(LINA) – Liberia Anti-Corruption Commission (LACC) Deputy Commissioner, Cllr. Augustine J. Toe, has said the culture of accommodating corruption by Liberians is the country’s nightmare in eradicating the menace.
Speaking at a program marking the observance of International Anti-Corruption Day in Gbarnga recently, Cllr. Toe said though Liberians cry about the debilitating impact of corruption on their lives, they are the very ones who become accommodators of those accused and prosecuted for acts of corruption.
“The culture of accommodating corruption is one of several impediments the country faces in achieving development,” Cllr. Toe stressed.
He urged Liberians to launch a drastic and aggressive mission to alter their perceptions and mindsets about corruption and agree to cooperate with the government’s anti-graft institutions and professionals in the fight against corruption, including prevention, investigation and prosecution of offenders.
Toe noted that from 1864 to present, Liberia continues to suffer in the hands of corrupt public officials, private citizens, and contractors, something that has plagued the government’s system with improprieties which professionals believe are factors responsible for the country’s under-development.
He wants the campaign to be extended to the justice system, noting: “Our justice actors need to acquire new and contemporary knowledge and skills in order to appreciate the paradigm shift in the global anti-corruption drive.”
“Corruption is not strange to Liberians; what is strange to Liberians are the anti-corruption laws, programs, approaches and techniques that many Liberians are yet to understand and appreciate,” the LACC Commissioner emphasized.

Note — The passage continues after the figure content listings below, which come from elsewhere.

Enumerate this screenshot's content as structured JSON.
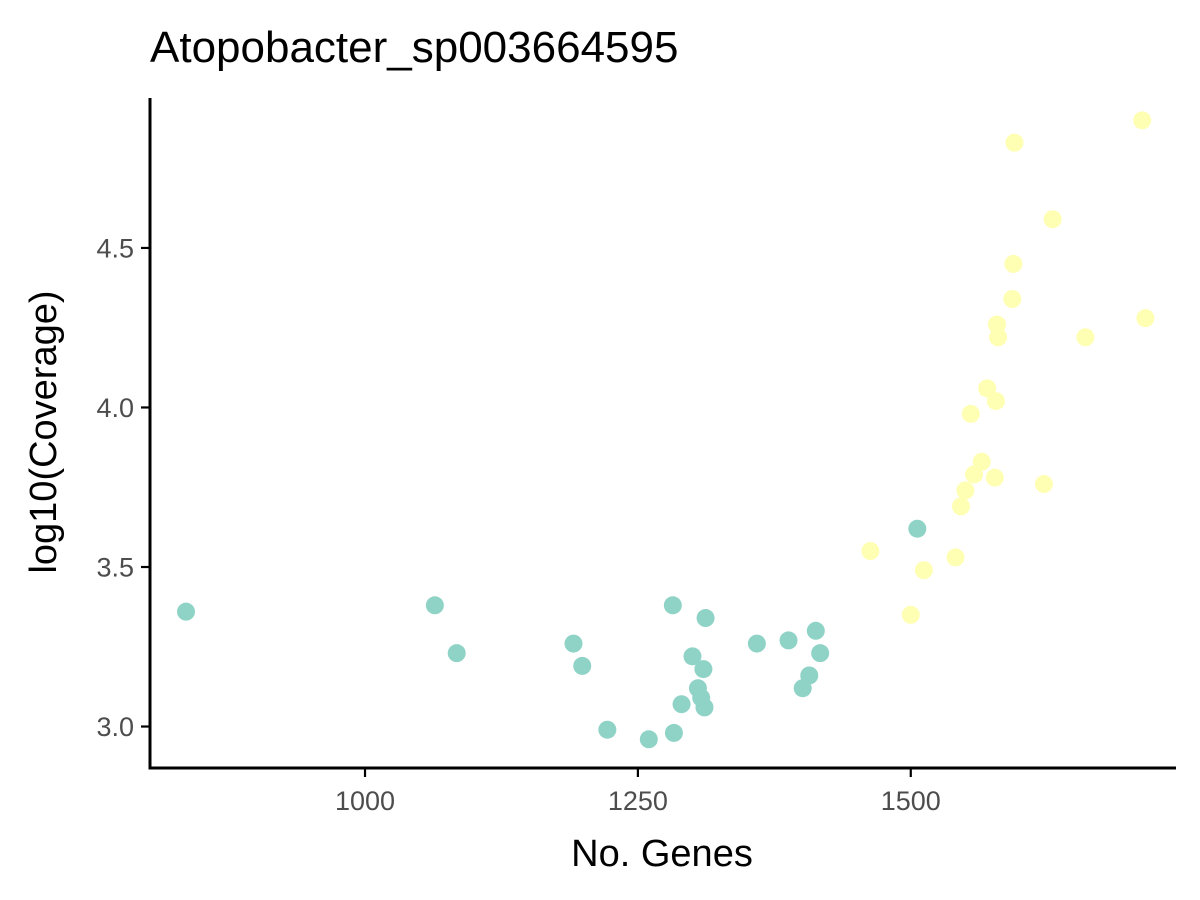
{
  "chart_data": {
    "type": "scatter",
    "title": "Atopobacter_sp003664595",
    "xlabel": "No. Genes",
    "ylabel": "log10(Coverage)",
    "xlim": [
      803,
      1743
    ],
    "ylim": [
      2.87,
      4.97
    ],
    "x_ticks": [
      1000,
      1250,
      1500
    ],
    "x_tick_labels": [
      "1000",
      "1250",
      "1500"
    ],
    "y_ticks": [
      3.0,
      3.5,
      4.0,
      4.5
    ],
    "y_tick_labels": [
      "3.0",
      "3.5",
      "4.0",
      "4.5"
    ],
    "grid": false,
    "legend": "none",
    "series": [
      {
        "color": "#8fd3c7",
        "points": [
          [
            836,
            3.36
          ],
          [
            1064,
            3.38
          ],
          [
            1084,
            3.23
          ],
          [
            1191,
            3.26
          ],
          [
            1199,
            3.19
          ],
          [
            1222,
            2.99
          ],
          [
            1260,
            2.96
          ],
          [
            1282,
            3.38
          ],
          [
            1283,
            2.98
          ],
          [
            1290,
            3.07
          ],
          [
            1300,
            3.22
          ],
          [
            1305,
            3.12
          ],
          [
            1308,
            3.09
          ],
          [
            1310,
            3.18
          ],
          [
            1311,
            3.06
          ],
          [
            1312,
            3.34
          ],
          [
            1359,
            3.26
          ],
          [
            1388,
            3.27
          ],
          [
            1401,
            3.12
          ],
          [
            1407,
            3.16
          ],
          [
            1413,
            3.3
          ],
          [
            1417,
            3.23
          ],
          [
            1506,
            3.62
          ]
        ]
      },
      {
        "color": "#ffffb3",
        "points": [
          [
            1463,
            3.55
          ],
          [
            1500,
            3.35
          ],
          [
            1512,
            3.49
          ],
          [
            1541,
            3.53
          ],
          [
            1546,
            3.69
          ],
          [
            1550,
            3.74
          ],
          [
            1555,
            3.98
          ],
          [
            1558,
            3.79
          ],
          [
            1565,
            3.83
          ],
          [
            1570,
            4.06
          ],
          [
            1577,
            3.78
          ],
          [
            1578,
            4.02
          ],
          [
            1579,
            4.26
          ],
          [
            1580,
            4.22
          ],
          [
            1593,
            4.34
          ],
          [
            1594,
            4.45
          ],
          [
            1595,
            4.83
          ],
          [
            1622,
            3.76
          ],
          [
            1630,
            4.59
          ],
          [
            1660,
            4.22
          ],
          [
            1712,
            4.9
          ],
          [
            1715,
            4.28
          ]
        ]
      }
    ]
  }
}
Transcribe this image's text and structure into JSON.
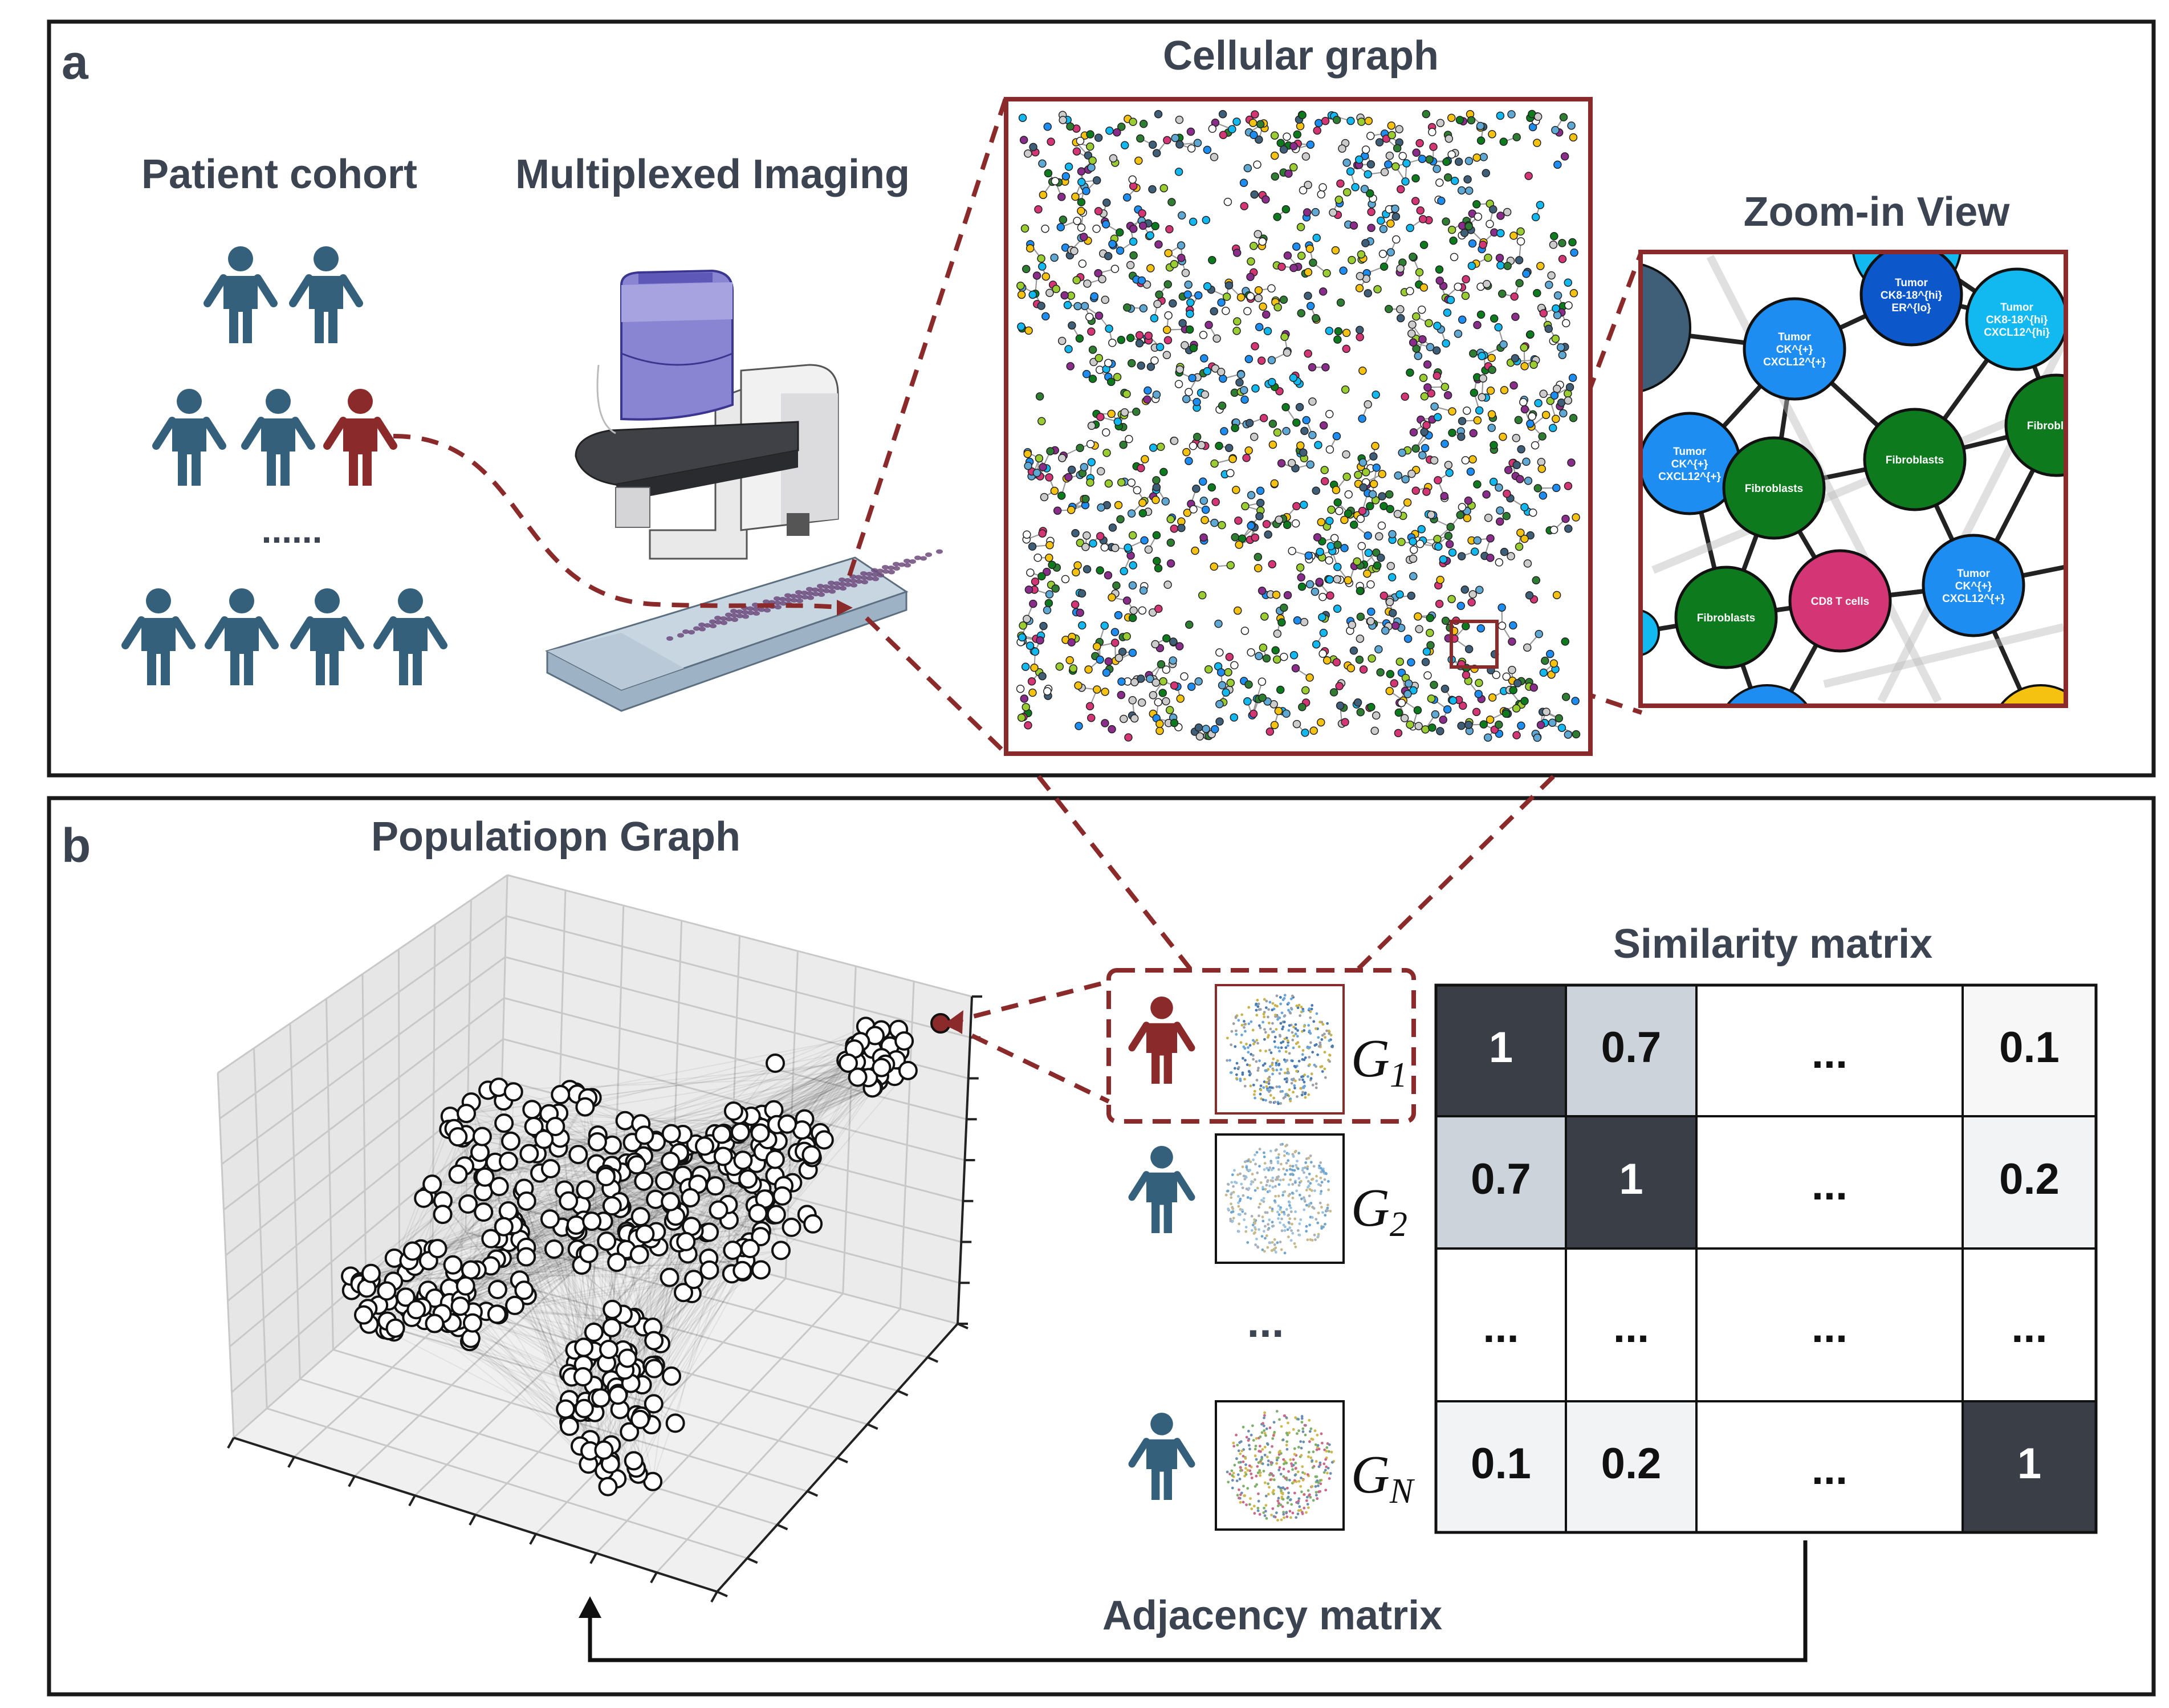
{
  "panel_a": {
    "letter": "a",
    "patient_cohort_title": "Patient cohort",
    "imaging_title": "Multiplexed Imaging",
    "cellular_graph_title": "Cellular graph",
    "zoom_title": "Zoom-in View",
    "cohort_ellipsis": "......",
    "zoom_nodes": [
      {
        "label_lines": [
          "Tumor",
          "CK8-18^{hi}",
          "ER^{lo}"
        ],
        "color": "#0c57c9"
      },
      {
        "label_lines": [
          "Tumor",
          "CK^{+}",
          "CXCL12^{+}"
        ],
        "color": "#1e8df2"
      },
      {
        "label_lines": [
          "Tumor",
          "CK8-18^{hi}",
          "CXCL12^{hi}"
        ],
        "color": "#12b8f0"
      },
      {
        "label_lines": [
          "Fibroblasts"
        ],
        "color": "#0e7a1e"
      },
      {
        "label_lines": [
          "Tumor",
          "CK^{+}",
          "CXCL12^{+}"
        ],
        "color": "#1e8df2"
      },
      {
        "label_lines": [
          "Fibroblasts"
        ],
        "color": "#0e7a1e"
      },
      {
        "label_lines": [
          "Fibroblasts"
        ],
        "color": "#0e7a1e"
      },
      {
        "label_lines": [
          "Fibroblasts"
        ],
        "color": "#0e7a1e"
      },
      {
        "label_lines": [
          "CD8 T cells"
        ],
        "color": "#d43574"
      },
      {
        "label_lines": [
          "Tumor",
          "CK^{+}",
          "CXCL12^{+}"
        ],
        "color": "#1e8df2"
      }
    ]
  },
  "panel_b": {
    "letter": "b",
    "population_title": "Populatiopn Graph",
    "similarity_title": "Similarity matrix",
    "adjacency_label": "Adjacency matrix",
    "graph_labels": [
      {
        "base": "G",
        "sub": "1"
      },
      {
        "base": "G",
        "sub": "2"
      },
      {
        "base": "G",
        "sub": "N"
      }
    ],
    "list_ellipsis": "...",
    "matrix": [
      [
        "1",
        "0.7",
        "...",
        "0.1"
      ],
      [
        "0.7",
        "1",
        "...",
        "0.2"
      ],
      [
        "...",
        "...",
        "...",
        "..."
      ],
      [
        "0.1",
        "0.2",
        "...",
        "1"
      ]
    ]
  },
  "colors": {
    "patient": "#35607b",
    "selected_patient": "#8b2a2a",
    "highlight": "#8b2a2a",
    "matrix_high": "#3a3f47",
    "matrix_mid": "#cdd3db",
    "matrix_low": "#f2f3f5"
  }
}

Toe also observed that the separate but coordinated and collaborative roles of the three branches of the government in committing to drastic actions against graft and theft of public resources can never be over-emphasized.
“From promulgating appropriate and applicable legislations to enforcing anti-corruption laws and adjudicating cases of corruption in a free and speedy manner and holding culprits accountable are the panaceas to minimizing this menace,” he concluded.